“Mi chiamano vu cumprà, ma mio figlio sarà avvocato”

Un giorno del 1988 arrivò in Italia un uomo mite, la pelle d’ebano e le tasche piene di sogni. Veniva dal Senegal, non aveva nemmeno trent’anni e si chiamava Alì. Cercava un futuro dignitoso per i suoi figli e una vita migliore di quella passata a immaginarla. Si mise a vendere accendini per le vie di Milano, ogni tanto ne consumava qualcuno per scaldarsi le mani e mai ne ha offerto uno ai passanti senza un sorriso. «Quelli come me qui li chiamano vu cumprà» spiegò a sua moglie in una delle prime telefonate a casa. «Mi sento come un ladro ma tu lo sai che io non lo sono e con l’aiuto di Dio ce la faremo a costruire una casa in questa terra.
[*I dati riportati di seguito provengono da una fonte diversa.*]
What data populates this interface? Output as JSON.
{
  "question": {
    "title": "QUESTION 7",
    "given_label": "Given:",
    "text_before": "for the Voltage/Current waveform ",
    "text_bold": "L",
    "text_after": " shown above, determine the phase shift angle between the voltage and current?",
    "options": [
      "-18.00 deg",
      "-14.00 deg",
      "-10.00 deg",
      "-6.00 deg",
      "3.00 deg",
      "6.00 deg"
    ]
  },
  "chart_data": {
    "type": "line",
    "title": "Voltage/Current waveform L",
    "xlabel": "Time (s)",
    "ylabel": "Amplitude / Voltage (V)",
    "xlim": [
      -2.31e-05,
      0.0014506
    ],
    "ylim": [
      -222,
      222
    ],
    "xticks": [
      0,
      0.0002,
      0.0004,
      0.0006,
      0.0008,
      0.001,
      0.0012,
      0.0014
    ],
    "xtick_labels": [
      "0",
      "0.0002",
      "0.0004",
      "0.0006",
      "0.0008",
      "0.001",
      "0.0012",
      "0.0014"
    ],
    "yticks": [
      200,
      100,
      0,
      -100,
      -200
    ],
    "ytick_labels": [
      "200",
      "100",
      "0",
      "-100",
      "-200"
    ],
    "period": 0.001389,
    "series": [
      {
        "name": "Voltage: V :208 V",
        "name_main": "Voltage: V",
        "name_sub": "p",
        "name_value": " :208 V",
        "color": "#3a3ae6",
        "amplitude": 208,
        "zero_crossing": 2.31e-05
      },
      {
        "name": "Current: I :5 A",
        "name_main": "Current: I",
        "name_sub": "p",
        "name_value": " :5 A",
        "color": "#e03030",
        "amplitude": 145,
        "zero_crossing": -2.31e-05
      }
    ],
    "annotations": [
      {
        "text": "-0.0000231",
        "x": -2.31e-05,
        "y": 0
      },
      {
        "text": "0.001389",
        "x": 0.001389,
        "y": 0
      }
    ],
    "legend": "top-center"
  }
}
Tu, io, i nostri figli».
Francesca Fialdini, «Il sogno di un venditore di accendini» (Citta Nuova)
Francesca Fialdini, «Il sogno di un venditore di accendini» (Citta Nuova)
Sono passati quasi trent’anni. Oggi Alì vive a Casalpusterlengo, alle porte di Lodi, con la moglie e i suoi tre figli. E i sogni coltivati con fatica e tenacia hanno dato forse più frutti di quanti lui stesso ne aspettasse. La casa tanto desiderata, un lavoro da operaio per lui e uno da domestica per sua mogie. Stipendi modesti ma Alì se li è fatti bastare: ha risparmiato un centesimo dopo l’altro per l’istruzione dei suoi figli e adesso il suo primogenito Abdoulaye Mbodj, per tutti Abdou, è il primo avvocato africano del Foro di Milano, sua figlia è ingegnera civile e il terzo arrivato studia come perito agrario.

Di tutto questo ci racconta l’inviata e conduttrice Rai Francesca Fialdini nel libro Il sogno di un venditore di accendini (edito da Città Nuova, con un saggio finale di Gian Carlo Perego). Lo fa immaginando lettere che il capofamiglia spedisce a casa, nella sua terra lontana, o che il figlio scrive ai genitori quando — da grande — torna in Africa. Un romanzo, si annuncia in copertina. Ma basta cercare via Internet chi è Abdoulaye Mbodj per capire che questo romanzo (a parte i nomi che nel testo non sono quelli veri) in realtà è quasi cronaca, quasi vero più del vero.
È il racconto reale di un riscatto, di giorni e notti scanditi dalla fame, dalle umiliazioni, dall’incertezza. Finché un uomo buono, un italiano, non ha dato a quel padre che vendeva accendini una possibilità. Francesca ha conosciuto Abdou durante una premiazione, ha ascoltato la storia della sua famiglia e, come dice lei, «ne sono rimasta catturata, perché contiene in sé tutta la forza, l’umanità e la bellezza di chi sa lottare fino in fondo per realizzare i suoi sogni». Ma è anche una bella storia di mani tese, di italiani che hanno aiutato ogni volta che hanno potuto.
Abdou giura che «mai una volta mi sono sentito discriminato» e ricorda con emozione il suo primo giorno di scuola, «quando mi sono presentato col grembiule, scortato da papà e dal nostro vicino, diventato un amico fraterno». È stato tanto tempo fa. L’avvocato Abdou adesso ha 31 anni. Molti, moltissimi altri dopo di lui non ce l’hanno fatta. Ed è a loro che Francesca dedica il suo libro.